Supported transports
| Transport | Use Case |
|---|---|
| WebSocket (PCM) | Push 16-bit PCM (or μ-law) frames over a WebSocket. Best fit for browser and custom clients. |
| Twilio Media Streams | Bidirectional WebSocket payloads in Twilio's media envelope — drop-in for <Connect><Stream>. |
| SIP / RTP | Connect to a SIPREC fork or an RTP feed for telephony pipelines. |
| gRPC bidi stream | Server-to-server low-latency integration. |
Endpoint
POST /api/audiomoderation/streams to create a session, then push audio
to the returned WebSocket URL (or have your telephony platform connect to it).
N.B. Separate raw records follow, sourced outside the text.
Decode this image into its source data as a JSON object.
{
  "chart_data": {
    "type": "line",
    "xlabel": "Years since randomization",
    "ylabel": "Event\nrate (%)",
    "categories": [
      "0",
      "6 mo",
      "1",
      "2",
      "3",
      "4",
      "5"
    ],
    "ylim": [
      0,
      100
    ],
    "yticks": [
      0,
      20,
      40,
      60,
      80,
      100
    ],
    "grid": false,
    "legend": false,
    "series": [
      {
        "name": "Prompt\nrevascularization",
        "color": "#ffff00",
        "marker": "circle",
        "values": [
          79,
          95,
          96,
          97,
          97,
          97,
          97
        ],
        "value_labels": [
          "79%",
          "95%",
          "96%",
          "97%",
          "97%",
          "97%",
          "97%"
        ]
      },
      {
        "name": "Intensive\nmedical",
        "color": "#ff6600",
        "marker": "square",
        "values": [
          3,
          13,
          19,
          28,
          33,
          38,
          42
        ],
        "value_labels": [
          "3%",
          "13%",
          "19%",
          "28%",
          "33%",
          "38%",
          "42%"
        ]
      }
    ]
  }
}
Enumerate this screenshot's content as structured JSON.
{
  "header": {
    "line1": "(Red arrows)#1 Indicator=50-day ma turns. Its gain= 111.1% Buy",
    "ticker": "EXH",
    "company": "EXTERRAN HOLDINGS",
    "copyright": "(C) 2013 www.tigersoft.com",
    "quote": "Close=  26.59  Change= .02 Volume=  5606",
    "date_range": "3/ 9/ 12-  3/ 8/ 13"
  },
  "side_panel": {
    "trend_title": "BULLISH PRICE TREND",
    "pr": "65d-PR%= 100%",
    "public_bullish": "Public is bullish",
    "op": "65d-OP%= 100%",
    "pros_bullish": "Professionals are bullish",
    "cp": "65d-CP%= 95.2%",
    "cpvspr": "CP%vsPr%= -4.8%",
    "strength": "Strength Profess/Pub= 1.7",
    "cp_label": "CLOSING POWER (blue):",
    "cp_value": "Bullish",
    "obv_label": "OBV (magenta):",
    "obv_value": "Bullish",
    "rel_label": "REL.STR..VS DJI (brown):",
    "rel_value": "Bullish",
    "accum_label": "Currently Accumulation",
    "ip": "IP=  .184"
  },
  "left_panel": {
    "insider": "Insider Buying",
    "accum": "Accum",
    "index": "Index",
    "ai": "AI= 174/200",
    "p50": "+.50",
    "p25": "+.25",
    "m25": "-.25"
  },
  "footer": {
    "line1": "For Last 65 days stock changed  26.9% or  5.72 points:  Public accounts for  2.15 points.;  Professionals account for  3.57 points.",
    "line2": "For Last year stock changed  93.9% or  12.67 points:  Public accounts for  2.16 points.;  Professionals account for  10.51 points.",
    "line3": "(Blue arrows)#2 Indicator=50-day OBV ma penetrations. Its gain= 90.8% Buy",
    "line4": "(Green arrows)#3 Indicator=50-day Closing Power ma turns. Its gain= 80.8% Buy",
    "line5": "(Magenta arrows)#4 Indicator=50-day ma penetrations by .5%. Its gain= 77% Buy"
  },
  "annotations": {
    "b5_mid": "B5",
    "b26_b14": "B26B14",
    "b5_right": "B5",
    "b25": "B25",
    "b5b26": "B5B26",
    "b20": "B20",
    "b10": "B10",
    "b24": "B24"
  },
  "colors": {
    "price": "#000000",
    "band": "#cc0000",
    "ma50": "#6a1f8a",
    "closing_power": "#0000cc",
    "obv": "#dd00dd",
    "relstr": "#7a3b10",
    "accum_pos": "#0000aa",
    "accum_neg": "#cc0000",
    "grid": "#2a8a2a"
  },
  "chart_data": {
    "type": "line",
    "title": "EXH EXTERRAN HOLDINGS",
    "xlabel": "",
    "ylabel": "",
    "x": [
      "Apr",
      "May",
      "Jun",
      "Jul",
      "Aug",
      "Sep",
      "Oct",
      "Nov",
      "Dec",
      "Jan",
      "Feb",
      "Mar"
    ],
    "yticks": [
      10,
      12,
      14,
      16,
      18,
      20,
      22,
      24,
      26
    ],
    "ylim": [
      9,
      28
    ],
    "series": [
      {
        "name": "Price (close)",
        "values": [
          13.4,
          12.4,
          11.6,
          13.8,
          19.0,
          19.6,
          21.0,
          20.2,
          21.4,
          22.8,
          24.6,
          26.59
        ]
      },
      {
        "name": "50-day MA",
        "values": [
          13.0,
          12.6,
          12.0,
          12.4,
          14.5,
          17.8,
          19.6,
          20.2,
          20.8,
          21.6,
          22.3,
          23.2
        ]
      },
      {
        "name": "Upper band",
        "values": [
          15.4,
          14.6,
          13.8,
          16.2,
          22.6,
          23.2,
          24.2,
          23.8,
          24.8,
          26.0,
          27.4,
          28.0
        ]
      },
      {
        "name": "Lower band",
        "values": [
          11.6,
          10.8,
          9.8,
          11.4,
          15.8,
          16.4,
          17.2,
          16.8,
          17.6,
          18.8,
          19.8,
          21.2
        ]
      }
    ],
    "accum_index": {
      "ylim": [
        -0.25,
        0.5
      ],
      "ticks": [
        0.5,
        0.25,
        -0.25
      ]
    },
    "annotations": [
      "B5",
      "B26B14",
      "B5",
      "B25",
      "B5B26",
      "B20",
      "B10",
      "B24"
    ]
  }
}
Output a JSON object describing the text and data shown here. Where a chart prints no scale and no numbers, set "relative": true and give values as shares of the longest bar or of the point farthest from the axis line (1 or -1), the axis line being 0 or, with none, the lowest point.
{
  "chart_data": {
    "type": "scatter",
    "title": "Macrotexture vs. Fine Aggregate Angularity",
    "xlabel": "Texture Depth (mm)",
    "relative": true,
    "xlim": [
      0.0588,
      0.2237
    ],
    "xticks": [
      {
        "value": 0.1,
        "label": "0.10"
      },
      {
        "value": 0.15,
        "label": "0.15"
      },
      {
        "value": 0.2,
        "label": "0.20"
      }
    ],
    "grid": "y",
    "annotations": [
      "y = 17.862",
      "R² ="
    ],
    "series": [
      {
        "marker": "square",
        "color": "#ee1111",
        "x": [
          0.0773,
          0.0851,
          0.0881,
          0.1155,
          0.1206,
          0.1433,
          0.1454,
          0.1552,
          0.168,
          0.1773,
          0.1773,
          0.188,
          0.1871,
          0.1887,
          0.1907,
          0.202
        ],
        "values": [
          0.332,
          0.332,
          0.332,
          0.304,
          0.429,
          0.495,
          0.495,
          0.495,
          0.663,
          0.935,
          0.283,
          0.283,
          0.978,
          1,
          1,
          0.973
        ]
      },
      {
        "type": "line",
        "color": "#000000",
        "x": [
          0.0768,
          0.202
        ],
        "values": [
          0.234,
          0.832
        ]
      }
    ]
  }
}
curl -X POST "https://api.virtueai.io/api/audiomoderation/streams" \
-H "Authorization: Bearer your_api_key_here" \
-H "Content-Type: application/json" \
-d '{
"transport": "websocket-pcm",
"sample_rate": 16000,
"encoding": "pcm16",
"language": "en",
"chunk_seconds": 5,
"callback_url": "https://your-app.example.com/policyguard-events"
}'
Response:
{
"stream_id": "as_01HX...",
"status": "running",
"websocket_url": "wss://api.virtueai.io/api/audiomoderation/streams/as_01HX.../audio"
}
Minimal browser client
const ws = new WebSocket(websocket_url);
ws.binaryType = "arraybuffer";
mediaRecorder.ondataavailable = (e) => ws.send(e.data);
ws.onmessage = (event) => {
const result = JSON.parse(event.data);
if (result.flag) {
console.warn(`Blocked at ${result.timestamp_seconds}s: ${Object.keys(result.categories).filter(k => result.categories[k])}`);
mediaRecorder.stop();
}
};
Event stream
Each moderation decision is emitted as a JSON event on the same WebSocket
(or POSTed to your callback_url):
{
"stream_id": "as_01HX...",
"type": "segment",
"start_seconds": 4.0,
"end_seconds": 9.0,
"transcript": "...",
"flag": true,
"categories": { "Threats_Intimidation": true },
"probs": { "Threats_Intimidation": 0.93 },
"latency_ms": 84
}
type is one of segment, summary, or error. Segment events fire at
the end of each chunk window; a summary event is emitted when you close
the stream.
Stop a session with DELETE /api/audiomoderation/streams/{stream_id}.
Common Integration Patterns
- Call center / voice agent — stream live agent and caller audio over
WebSocket or Twilio Media Streams; receive
segmentevents in real time and route flagged calls to a human reviewer. - Voice assistant — check synthesized TTS output before playback; block responses that violate policy.
- Voice clone / fraud detection — combine
Voice_Clone_Syntheticsignal with your KYC or anti-fraud pipeline. - Podcast / UGC moderation — scan uploads or generated audio before publishing.
- Multimodal combo — pair with VideoGuard for full audio + video moderation, and PolicyGuard to express the block/allow rules declaratively.